Concrètement, ce géant de l'industrie pharmaceutique (47,3 milliards de dollars de chiffre d'affaire en 2004) centralisera à Courcelles les produits de ses filiales J&J Cordis (traitement des maladies cardio-vasculaires), DePuy (produits orthopédiques), Ethicon EndoSurgery (chirurgie) et Ethicon (sutures, chirurgie cardio-vasculaire, santé féminine). L'objectif est de rationaliser son réseau de distribution, fort de vingt-six centres en Europe. Ces centres sont l'héritage d'une croissance interne soutenue et de plusieurs acquisitions, explique Christian Soulier, directeur financier de J&J. À l'instar de nos concurrents, nous voulons désormais mettre en place en place une stratégie intégrée, avec une même façon de travailler à travers toute l'Europe. Dans ce contexte, le centre basé à Courcelles traitera près de 70 % des ventes de Johnson & Johnson. Soit plusieurs milliards. Une politique qui ne sera pas sans conséquence pour les autres centres de distribution du groupe : comme le confirme Guy Lebeau, président de J&J, ceux-ci seront orientés vers des activités nationales. Avec des pertes d'emplois à la clé.

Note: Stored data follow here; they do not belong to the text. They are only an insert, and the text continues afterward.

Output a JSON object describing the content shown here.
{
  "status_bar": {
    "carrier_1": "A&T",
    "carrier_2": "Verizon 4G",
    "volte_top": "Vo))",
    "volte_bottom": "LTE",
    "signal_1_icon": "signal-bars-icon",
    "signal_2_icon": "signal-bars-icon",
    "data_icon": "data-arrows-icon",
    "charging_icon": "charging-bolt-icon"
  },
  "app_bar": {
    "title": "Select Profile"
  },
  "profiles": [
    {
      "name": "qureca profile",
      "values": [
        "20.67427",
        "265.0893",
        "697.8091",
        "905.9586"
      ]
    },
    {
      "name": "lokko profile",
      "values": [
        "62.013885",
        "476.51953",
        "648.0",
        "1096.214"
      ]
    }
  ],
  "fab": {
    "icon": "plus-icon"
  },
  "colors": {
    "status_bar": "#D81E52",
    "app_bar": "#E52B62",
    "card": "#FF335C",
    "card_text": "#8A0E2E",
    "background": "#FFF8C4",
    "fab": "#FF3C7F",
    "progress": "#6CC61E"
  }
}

Le choix de Courcelles n'est évidemment pas dû au hasard. Enclavé entre l'autoroute de Wallonie (E42) et celui menant à Bruxelles et Anvers (A54-E19), le futur centre européen de distribution sera également situé à proximité de deux aéroports de fret : Zaventem (où est implanté DHL) et Bierset (où opère TNT). Le site se situe à cinq heures des grandes capitales européennes, au coeur du triangle Paris - Amsterdam - Francfort. Et comme la Région wallonne débloque 7 millions d'euros d'aide à l'investissement, que demander de plus ?
Le ministre wallon de l'Économie, lui, ne cache pas son optimisme, les secteurs de la santé et de la logistique constituant des pôles de développement économique identifié dans le Plan Marshall (relance de l'économie wallonne). Le fait que l'aéroport de Liège devient un atout pour l'implantation d'une entreprise à Charleroi, montre que la Wallonie ne doit plus être cloisonnée.